Some background: The nine-panel grid, based on a grid of three rows of three panels each, used to be a pretty standard comics page layout back in the “golden age” of comic books. Look at an old Superman page and that’s pretty much what you’ll find. While superhero books have largely dropped this as their basic grid, you still see it used in “homages” like Watchmen, and in other genres of comics. For example, my first book for SLG, Farewell, Georgia, was entirely based on the nine-panel grid. Chances are at some point, no matter what type of comics you do, you’re going to need to divide some area into thirds.
Dividing an area into two panels is easy both mathematically (measure and divide that number in half) and on the page (just make an “x” from corner to corner, and the center is at the crosspoint). Dividing into thirds, though, can be trickier because of us Americans and our back-asswards insistence on measuring in inches, which don’t break down fractionally into thirds very well. Even using centimeters, you often wind up with things not dividing evenly. So what to do?
If you don’t mind drawing on that cheap paper that’s got a light blue panel grid already printed on it, you can use that; I think it’s got thirds marked on it.

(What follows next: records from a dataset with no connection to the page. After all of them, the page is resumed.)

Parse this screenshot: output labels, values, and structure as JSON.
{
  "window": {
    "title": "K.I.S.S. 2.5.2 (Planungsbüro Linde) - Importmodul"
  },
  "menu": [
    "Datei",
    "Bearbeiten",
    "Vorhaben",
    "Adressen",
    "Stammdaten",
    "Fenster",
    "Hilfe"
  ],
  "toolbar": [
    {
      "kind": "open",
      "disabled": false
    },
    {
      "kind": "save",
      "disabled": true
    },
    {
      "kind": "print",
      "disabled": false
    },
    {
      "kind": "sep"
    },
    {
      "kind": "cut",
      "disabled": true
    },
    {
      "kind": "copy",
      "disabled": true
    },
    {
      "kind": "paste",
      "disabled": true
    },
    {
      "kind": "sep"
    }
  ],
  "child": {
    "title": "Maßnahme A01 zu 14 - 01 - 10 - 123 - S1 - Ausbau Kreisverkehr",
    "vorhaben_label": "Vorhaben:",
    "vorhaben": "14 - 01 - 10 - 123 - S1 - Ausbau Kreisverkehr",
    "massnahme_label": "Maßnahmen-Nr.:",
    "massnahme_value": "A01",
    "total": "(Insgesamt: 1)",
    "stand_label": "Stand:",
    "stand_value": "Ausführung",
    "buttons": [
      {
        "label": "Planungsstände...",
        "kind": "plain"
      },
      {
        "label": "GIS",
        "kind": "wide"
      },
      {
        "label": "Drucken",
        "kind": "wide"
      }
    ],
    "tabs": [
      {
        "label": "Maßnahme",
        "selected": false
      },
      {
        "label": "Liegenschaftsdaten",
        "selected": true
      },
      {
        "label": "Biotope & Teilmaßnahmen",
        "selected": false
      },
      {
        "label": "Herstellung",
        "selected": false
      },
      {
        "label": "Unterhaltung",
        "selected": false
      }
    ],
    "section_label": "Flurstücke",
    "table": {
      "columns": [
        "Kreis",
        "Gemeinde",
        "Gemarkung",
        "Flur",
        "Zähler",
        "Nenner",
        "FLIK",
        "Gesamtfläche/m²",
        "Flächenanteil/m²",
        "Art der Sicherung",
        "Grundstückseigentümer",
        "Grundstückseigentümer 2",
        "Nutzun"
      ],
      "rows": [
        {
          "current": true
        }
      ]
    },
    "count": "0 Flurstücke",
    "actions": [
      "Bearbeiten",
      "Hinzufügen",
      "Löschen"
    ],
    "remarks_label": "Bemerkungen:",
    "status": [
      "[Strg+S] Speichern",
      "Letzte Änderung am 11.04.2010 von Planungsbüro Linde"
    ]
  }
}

Personally, I’d just as soon try to draw on a Kleenex as use that stuff. So, usually what I do is work in a page area that’s designed to be easily divisible into both halves and thirds. So, for Midnight Sun, I worked at 12″ x 15″–both those measurements being easily divisible by two and by three. (Midnight Sun has an unusual trim size. For a “standard” comics page shape, I do 12″ x 18″ which also works well.)
Sometimes, though, you just gotta deal with an area where the measurements just won’t cooperate and divide equally. Here’s how you do it:
First, here’s our area I’m going to divide into thirds, shown in light blue dotted lines.

1) Take the area you want to divide into thirds, and divide it into halves using an “x” drawn from each of the corners. Make a vertical line at the center-point, dividing the area into halves.

2) Now draw a diagonal line connecting each bottom corner to the top corner of each half-area you created in step one. (Works in reverse, also obviously.) Draw a vertical line at the points where these new lines intersect the lines you drew in step one. The three sections you’ve created by doing this are equal widths.

3) Finally, give yourself some gutters and you’re done! (Technically, the center panel will now be very slightly thinner than the two outer panels because it’s had a bit lopped off from both sides to create the gutter, whereas the outer panels have had only their inner-facing sides docked… but, hey, it’s close enough for me.)